Basically cutting the budgets mean actually doing it and doing it in a way that means some discomfort for people. We need to attack it from all fronts, so the folks can see that everyone has to take a hit.
If we do what Obama wants, we won't get anywhere. But when has that not been the case?
I keep waiting in vain for the punditocracy to establish a new meme.......that is, the complete, absolute disconnect between Obama's words and reality. It just flabbergasts me that he talks about freezing part of the budget, increasing the rest, AND somehow that's going to result in deficit reduction. I'm living in Bizarro World.
We could call it the Obamaverse: an alternate reality where government makes everything run well, politicians shit ice cream, and the more you spend, the more you save.
THIS IS WAL-MART!!!
but McArdle is right
This makes it hard to take you seriously.
Absent spending cuts, the deficit will remain large. Ongoing deficits will lead to growth in the money supply, devaluation of the dollar and ultimately inflation.
Once inflation kicks in, the Fed will have two choices: Raise interest rates or continue to print money in an effort to "keep the economy growing."
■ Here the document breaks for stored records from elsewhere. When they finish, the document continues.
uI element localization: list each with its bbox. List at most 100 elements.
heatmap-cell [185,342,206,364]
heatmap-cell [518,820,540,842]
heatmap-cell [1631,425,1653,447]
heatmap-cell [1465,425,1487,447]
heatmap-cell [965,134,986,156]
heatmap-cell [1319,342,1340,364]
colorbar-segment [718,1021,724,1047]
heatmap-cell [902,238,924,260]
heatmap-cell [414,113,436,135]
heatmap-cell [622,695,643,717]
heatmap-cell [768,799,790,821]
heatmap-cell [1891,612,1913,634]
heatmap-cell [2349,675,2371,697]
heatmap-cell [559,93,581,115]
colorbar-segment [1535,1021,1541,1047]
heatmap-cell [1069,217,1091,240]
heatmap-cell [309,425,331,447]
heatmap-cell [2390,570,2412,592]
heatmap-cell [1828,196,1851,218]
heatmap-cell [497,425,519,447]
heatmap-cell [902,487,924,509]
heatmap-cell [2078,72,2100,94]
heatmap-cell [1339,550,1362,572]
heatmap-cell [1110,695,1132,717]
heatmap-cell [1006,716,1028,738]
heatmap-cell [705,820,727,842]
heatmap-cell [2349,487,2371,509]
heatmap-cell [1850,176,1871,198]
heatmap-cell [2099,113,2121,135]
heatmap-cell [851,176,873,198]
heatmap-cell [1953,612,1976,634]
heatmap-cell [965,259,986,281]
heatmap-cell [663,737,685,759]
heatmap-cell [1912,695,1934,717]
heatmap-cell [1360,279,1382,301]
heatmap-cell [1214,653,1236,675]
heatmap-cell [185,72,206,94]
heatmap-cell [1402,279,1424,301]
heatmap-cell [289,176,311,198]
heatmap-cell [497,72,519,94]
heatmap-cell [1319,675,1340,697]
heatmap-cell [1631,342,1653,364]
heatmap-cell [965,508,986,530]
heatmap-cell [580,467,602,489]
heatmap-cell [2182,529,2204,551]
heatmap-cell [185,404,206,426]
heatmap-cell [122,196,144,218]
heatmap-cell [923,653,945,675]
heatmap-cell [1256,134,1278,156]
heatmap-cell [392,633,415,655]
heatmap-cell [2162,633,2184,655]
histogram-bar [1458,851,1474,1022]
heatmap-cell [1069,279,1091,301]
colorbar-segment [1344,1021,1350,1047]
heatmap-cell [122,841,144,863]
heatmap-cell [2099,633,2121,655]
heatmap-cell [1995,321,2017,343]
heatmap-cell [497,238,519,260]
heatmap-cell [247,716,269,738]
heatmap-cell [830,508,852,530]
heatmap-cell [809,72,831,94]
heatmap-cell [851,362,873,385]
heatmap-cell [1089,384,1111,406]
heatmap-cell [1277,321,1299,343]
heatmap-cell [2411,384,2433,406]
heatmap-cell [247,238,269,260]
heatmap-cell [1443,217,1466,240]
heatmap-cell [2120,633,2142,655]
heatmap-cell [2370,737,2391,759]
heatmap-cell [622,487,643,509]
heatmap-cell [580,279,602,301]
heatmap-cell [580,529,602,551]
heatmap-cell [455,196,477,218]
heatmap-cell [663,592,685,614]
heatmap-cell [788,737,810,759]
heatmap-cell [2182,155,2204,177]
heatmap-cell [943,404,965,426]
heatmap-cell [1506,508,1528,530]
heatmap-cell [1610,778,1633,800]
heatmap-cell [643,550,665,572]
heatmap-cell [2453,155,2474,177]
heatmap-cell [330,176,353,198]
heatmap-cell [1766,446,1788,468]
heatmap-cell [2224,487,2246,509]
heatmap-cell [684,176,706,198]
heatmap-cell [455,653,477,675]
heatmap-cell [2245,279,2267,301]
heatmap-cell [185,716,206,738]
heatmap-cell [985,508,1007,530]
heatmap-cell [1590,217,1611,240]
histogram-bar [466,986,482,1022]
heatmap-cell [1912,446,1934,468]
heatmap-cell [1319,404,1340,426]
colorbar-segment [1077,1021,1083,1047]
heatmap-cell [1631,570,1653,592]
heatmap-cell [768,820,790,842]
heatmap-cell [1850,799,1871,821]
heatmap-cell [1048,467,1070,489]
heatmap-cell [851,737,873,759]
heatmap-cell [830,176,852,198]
The former will accelerate the growth of the deficit by boosting the interest costs and reducing revenue as the economy shrinks.
The latter will lead to ever-greater inflation as people try to unload there dollars.
Can't cut anything, huh? Well, maybe they should have a very special episode of hoarders for the federal government.
500,000 people died in the civil war. That was a great tragedy and the south could very well have won that war. It is questionable wether it was worth that great sacrifice to end slavery.
Those who don't have to make that ultimate sacrifice and see only the benefits of ending slavery don't have the right to judge those who lived and died through the civil war. It's like the idiots who say dropping the atomic bomb on Japan was racist. It's easy for them to say that as they don't have to die in invasion of Japan and they did not experience the Japanese atrocities first hand. They are arrogant, disrespectful and ignorant.
Turns out that history is almost as hard as math.